Ellie is in her third and final year of her Maths degree and having an absolute ball thanks to a brilliant set of housemates and digs that are not likely to give her a disease. With less time spent ill and sitting on slow buses, she has been able to dive into her music much more. She would also like to take next year off to develop her music as much as possible without the demands of academic work, for the first time ever. She longs for the luxury of saying, “yes, I’m free” to gig offers.
I am still not working thanks to being on steroids for Giant Cell Arteritis, an unpredictable autoimmune condition. It’s 20 months now and although I am not on the crippling high doses as before, the low doses present their own challenges. This has meant most of this year has been spent just getting through the day. My strength is returning slowly and so far I’ve stayed in remission, but still unable to make big plans. Apart from keeping the domestic plates spinning I’ve been trying to keep the garden and veg patch alive in severe drought, plus enter the village show with precious few flowers in rude health. I have to confess to going to the same dark side as my village show nemesis and could be found skulking in Waitrose cut flower dept. I was not alone. The flowers of my ‘honest’ arranging exhibit were so tired, it was embarrassing and the judge’s note praised the pot but oozed pity.
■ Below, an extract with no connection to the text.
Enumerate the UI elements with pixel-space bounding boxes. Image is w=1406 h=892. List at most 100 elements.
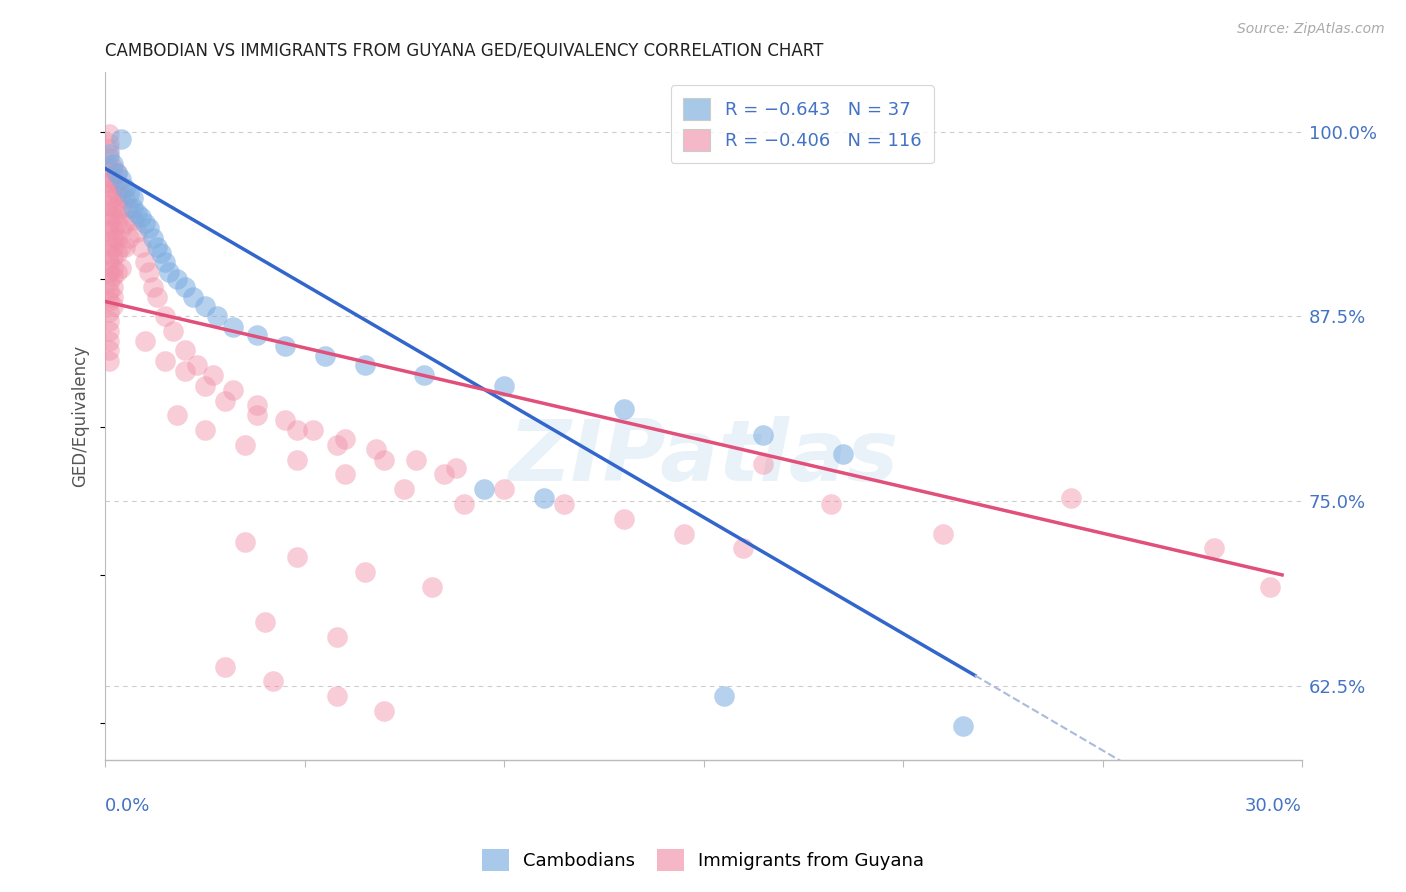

Dogs – I apologise for the large proportion of this missive to be dedicated to dogs but it illustrates the percentage of our lives that they occupy. I can’t even throw in any cat anecdotes to make this more inclusive. Poor Tilly came to her end at the age of 13 when I took her to the vet to be put out of distress, evident in the way she looked deep into my eyes panting. I sat with her, as with all our past dogs as she breathed her last bit of oxygen lying on a faux sheepskin mat as the vet, nurse and myself sat on the floor quietly talking about her life. I believe our animals find us and not the other way round, so we didn’t push the search, but this time it would be carefully chosen for ease of ownership. We promised ourselves a break from dogs, enjoying months of freedom and more money in our pocket – 4 weeks later Rory arrived from Romania. A cock-up meant that his sister with a waiting adoptive family in the U.K. had to unpack her suitcase because an identical Rory was on the happy bus instead, already in Belgium with no fixed abode. Cue a panicked begging call from the charity. We’d only seen his photo as a small pup, so why not? A 5 month old, shut down, limp rag of a rescued dog arrived scared of everything that wasn’t a person or another dog. He settled really well but was clearly not a lone wolf and seemed a bit lost. Sigh, time for a buddy, an older calm dog because having two teenage dogs would be stupid. 3 months later the Universe gave us Marco an 8 month old; it’s so good to have a well thought out plan to stick to. What breeds you ask? Suggestions invited, but Rory looks like a stunted Carpathian sheepdog crossed with a feather boa whose pastoral breed genes mean he loves to sit at the bottom of the garden ‘guarding’. Shame that as soon as the threat says hello, he becomes a furry fun factory. Marco, oh dear Marco, a cross between a staffie, a dachshund, an otter, a sideboard and a nervous breakdown. Say no more other than he’s a super pal to his pack but lacks confidence during interactions with other humans. He’s a work in progress but he clearly wants to be friendly and has a real talent for agility and holding his head under water, hunting. The garden squirrel, so loathed by Tilly can’t believe it’s luck because the only prey they recognise are birds and fish. Am I imagining a bored look on its face as it feeds unchallenged, no ball of furry fury tanking down the garden intent on its destruction?
So, I apologise to those whom we know have had a tough year and for whom we haven’t been any help. I do hope you are doing ok. We could also win a Most Antisocial in 2018 award, something we regret but look back and think, it wasn’t going to happen. So, we hope to share the white knuckle ride that 2019 is shaping up to be and hope to keep sight of the goodness around.